Photons
Posted on 02/24/2012 @ 8:12am by Commander Michael O'Conner
Mission: Azimuth Horizon: Crusade - Chapter 3: Preparations
As he listened to his captain, O'Conner couldn't help but wonder why people though that warp cores were more than just antimatter generator.
"Sir, if we need antimatter explosions this base has nearly 30,000 Photon torpedoes. Unlike the more advanced quantums and transphasics torpedoes, photon torpedoes are still at their core a basic antimatter/matter reaction.
For the operation we could easily install a timer or remote detonator. Also if we need larger explosions we probably give them a 50% higher yield without bending safety regs too much... or we could just use more of them."
By Allen Samji on 02/24/2012 @ 8:27am
I'm not sure of the science behind it but the Hekaran scientist in TNG had to overload a warp core to prove her point, so I'm not sure why she wouldn't have just used Photon torpedoes too.
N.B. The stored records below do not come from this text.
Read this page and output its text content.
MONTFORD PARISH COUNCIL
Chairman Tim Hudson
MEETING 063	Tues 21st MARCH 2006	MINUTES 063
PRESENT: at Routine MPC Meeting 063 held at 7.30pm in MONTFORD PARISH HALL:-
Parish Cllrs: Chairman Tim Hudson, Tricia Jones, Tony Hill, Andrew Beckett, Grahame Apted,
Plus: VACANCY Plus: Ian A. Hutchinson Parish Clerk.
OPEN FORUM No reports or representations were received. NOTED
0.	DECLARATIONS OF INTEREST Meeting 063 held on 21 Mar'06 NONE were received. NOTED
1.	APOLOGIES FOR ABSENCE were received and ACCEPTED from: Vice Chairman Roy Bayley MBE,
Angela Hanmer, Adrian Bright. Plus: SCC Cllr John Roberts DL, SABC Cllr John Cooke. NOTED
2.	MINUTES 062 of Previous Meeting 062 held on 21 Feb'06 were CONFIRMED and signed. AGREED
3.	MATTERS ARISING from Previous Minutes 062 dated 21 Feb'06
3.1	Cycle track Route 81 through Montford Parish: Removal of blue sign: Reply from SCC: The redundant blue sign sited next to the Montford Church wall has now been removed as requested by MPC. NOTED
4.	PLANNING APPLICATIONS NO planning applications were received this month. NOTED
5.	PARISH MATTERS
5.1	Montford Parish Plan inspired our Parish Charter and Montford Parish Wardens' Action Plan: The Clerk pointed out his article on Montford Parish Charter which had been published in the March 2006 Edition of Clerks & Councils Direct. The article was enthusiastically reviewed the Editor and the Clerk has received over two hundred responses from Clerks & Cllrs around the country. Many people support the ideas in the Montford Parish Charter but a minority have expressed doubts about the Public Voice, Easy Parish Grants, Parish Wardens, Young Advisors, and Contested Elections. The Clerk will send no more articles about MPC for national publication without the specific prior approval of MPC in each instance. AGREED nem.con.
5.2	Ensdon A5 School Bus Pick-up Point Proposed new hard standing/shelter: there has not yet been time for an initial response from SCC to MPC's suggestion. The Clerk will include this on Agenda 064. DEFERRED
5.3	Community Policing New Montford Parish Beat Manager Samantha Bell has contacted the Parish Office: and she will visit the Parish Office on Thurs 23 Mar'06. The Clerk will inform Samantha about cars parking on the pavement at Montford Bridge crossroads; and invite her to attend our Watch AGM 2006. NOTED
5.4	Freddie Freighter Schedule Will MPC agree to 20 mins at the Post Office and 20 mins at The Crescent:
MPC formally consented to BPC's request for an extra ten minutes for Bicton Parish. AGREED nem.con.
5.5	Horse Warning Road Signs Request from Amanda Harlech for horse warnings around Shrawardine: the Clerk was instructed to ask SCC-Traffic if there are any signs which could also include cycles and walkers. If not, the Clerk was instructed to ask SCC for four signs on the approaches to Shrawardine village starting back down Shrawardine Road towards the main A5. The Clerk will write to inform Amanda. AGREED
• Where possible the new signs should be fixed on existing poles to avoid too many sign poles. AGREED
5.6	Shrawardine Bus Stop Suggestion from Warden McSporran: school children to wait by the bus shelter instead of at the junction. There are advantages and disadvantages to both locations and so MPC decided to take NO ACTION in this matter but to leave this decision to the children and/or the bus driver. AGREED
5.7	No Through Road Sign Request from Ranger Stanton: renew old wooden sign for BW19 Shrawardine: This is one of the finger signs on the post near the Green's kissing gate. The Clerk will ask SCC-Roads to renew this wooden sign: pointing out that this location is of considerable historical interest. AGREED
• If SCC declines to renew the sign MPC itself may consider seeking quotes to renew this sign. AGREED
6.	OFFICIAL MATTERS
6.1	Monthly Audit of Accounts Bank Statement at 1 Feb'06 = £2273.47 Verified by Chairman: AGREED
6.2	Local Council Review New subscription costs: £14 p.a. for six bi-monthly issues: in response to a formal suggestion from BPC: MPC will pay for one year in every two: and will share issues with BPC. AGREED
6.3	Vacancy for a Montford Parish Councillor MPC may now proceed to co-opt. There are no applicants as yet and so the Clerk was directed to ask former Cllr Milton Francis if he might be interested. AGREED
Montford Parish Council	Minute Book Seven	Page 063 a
By Michael O'Conner on 02/24/2012 @ 8:40am
Hekaranits might not have antimatter torpedoes(or at least their ship might not have had) Also it is harder to stop a warp core breach on another ship then it is to stop a photon torpedo, so they figured it would be harder for the enterprise crew to stop them.
By Kheren on 02/24/2012 @ 9:32am
The main difference I see between the use of mater-antimater reaction in torpedoes vs warp cores is this:
Torpedoes detonate instantly in normal space and have no relation whatsovere with subspace.
War cores use antimatter reaction to create a warp field or a bubble of subspace to propel the ship beyond light spped. So they "connect" to subspace and therefore can affect it.
That would answer all these questions.
Scratch that; the nacelles create the warp field; the core indeed just provides power to them to do so.
You might be right here Drakxii.
By Daniel Crist on 02/24/2012 @ 9:55am
I think its the same, just the yield will be different, the torpedoes will have a lower yield while a exploding warp core will be far more then like 50 - 100 torpedoes, or whatever.
By David Rogers on 02/24/2012 @ 12:22pm
The current yield of Mark XXV torp is 18.5 isotons I believe. BUT, the effective (tactical) range is only around 400 million kilometers.